Explaining further, he said when the jail appeals of convicts Ghulam Qadir and Ghulam Sarwar were filed before the Supreme Court and taken up in which leave to appeal were granted on June 10, 2010, intimation must have been issued to these functionaries about the status of the case in the apex court.


Lawyer says death penalty implemented despite pendency of appeals


But these convicts were executed in the Bahawalpur central jail on Oct 12, 2015, after their mercy petitions were rejected by the president of Pakistan.

Ironically on Oct 6, 2016, a three-judge Supreme Court bench comprising Justices Asif Saeed Khosa, Dost Muhammad Khan and Manzoor Ahmad Malik accepted the jail appeals of the convicts and set aside the May 26, 2009, upholding of conviction by the Lahore High Court’s Multan bench.

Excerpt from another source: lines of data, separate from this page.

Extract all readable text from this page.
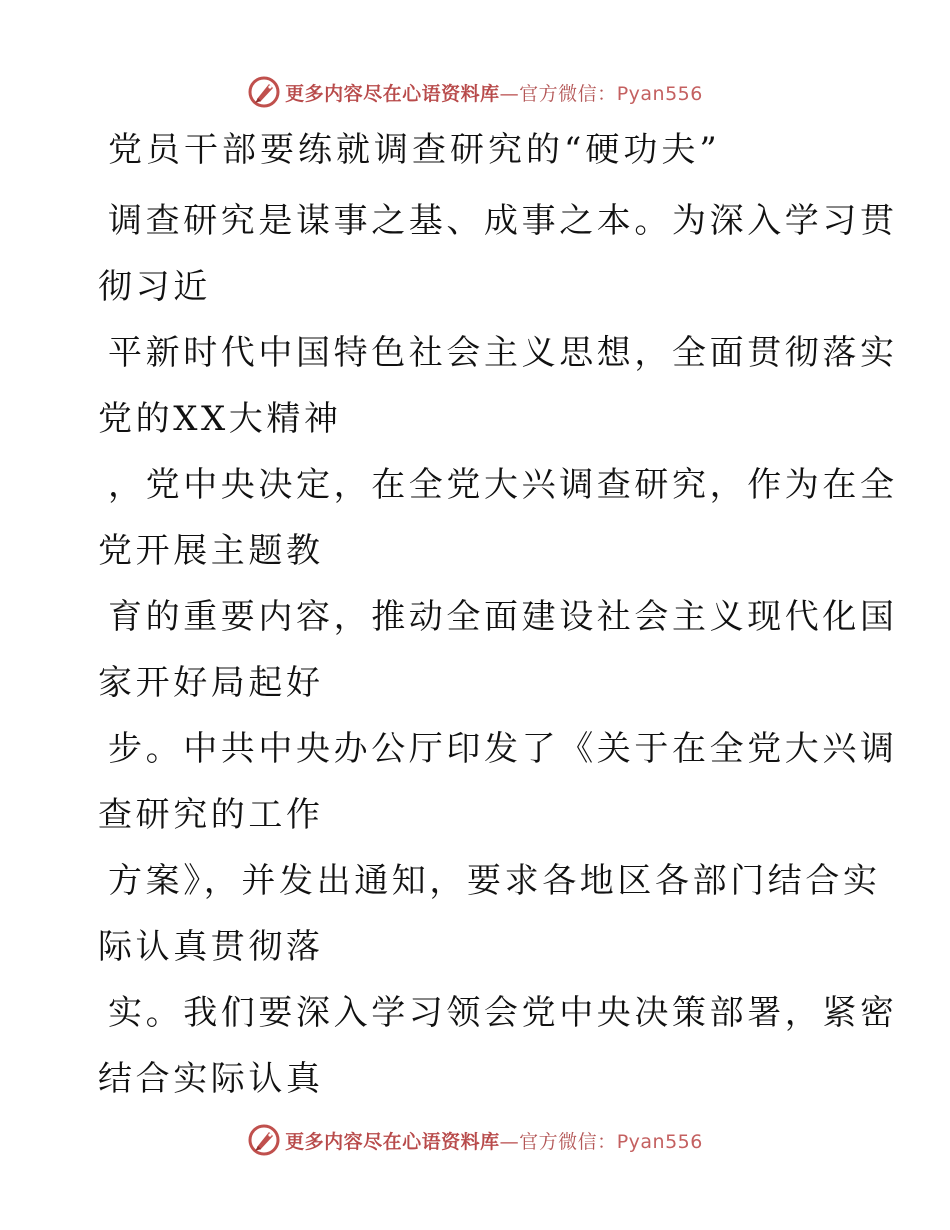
更多内容尽在心语资料库—官方微信：Pyan556
党员干部要练就调查研究的“硬功夫”
调查研究是谋事之基、成事之本。为深入学习贯
彻习近
平新时代中国特色社会主义思想，全面贯彻落实
党的XX大精神
，党中央决定，在全党大兴调查研究，作为在全
党开展主题教
育的重要内容，推动全面建设社会主义现代化国
家开好局起好
步。中共中央办公厅印发了《关于在全党大兴调
查研究的工作
方案》，并发出通知，要求各地区各部门结合实
际认真贯彻落
实。我们要深入学习领会党中央决策部署，紧密
结合实际认真
更多内容尽在心语资料库—官方微信：Pyan556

When asked how he came to know that the convicts had been hanged in the prison, Advocate Khan explained that after attending the Oct 6 Supreme Court hearing, he wrote two letters, one to the inmates congratulating them that they had been acquitted by the court, and the second to the family members of the convicts to inform them about the acquittal.

Finding no response from the convicts as well as from the family members, he got suspicious and called the jail superintendent of Rahim Yar Khan informing him about the court order, he said. But he was told by jail officers that the convicts had been shifted to the Bahawalpur prison and according to their information they had already been hanged.

The counsel then called the Bahawalpur central jail on Oct 17 but failing to get a proper answer he approached a friend — a government employee — who after verifying confirmed the execution of the two prisoners.

Now through a criminal miscellaneous application before the Supreme Court, the counsel resolved, he would ask the apex court to hold a detailed inquiry and depending upon the outcome of the probe award exemplary punishment to those found responsible for the offence as well as adequate compensation for the victims’ families.

Authored by Justice Manzoor Ahmad Malik, the Oct 6 judgement of the Supreme Court had held that prosecution had miserably failed to prove its case against the appellants beyond reasonable doubt.

Therefore, the impugned judgements of the courts below are set aside, the appellants Ghulam Qadir and Ghulam Sarwar were acquitted of the charges and both of them would be released forthwith, if not required to be detained in any other case.

Ghulam Qadir and Ghulam Sarwar and their co-convict Ghulam Farid had filed criminal appeals before the high court challenging their May 4, 2005, convictions by the trial court for committing multiple murders. Ghulam Farid was acquitted of the charge of murder.

When the appeals were taken up by the Supreme Court on Oct 5, 2016, the court found its last order of 2010 of dismissing the appeals anomalous and decided to exercise its suo motu jurisdiction to review the 2010 order for reappraising the evidence and considering the question of sentence of the appellants on all the counts of the charge.

In the judgement, the Supreme Court observed that it was repellent to common sense that the accused who had already murdered and injured a number of persons, would let go two prosecution witnesses of a murder who could later appear as witnesses against them as has been done in this case.

In this backdrop, the judgement said, the testimony of the prosecution witness becomes highly doubtful and cannot be given any credence.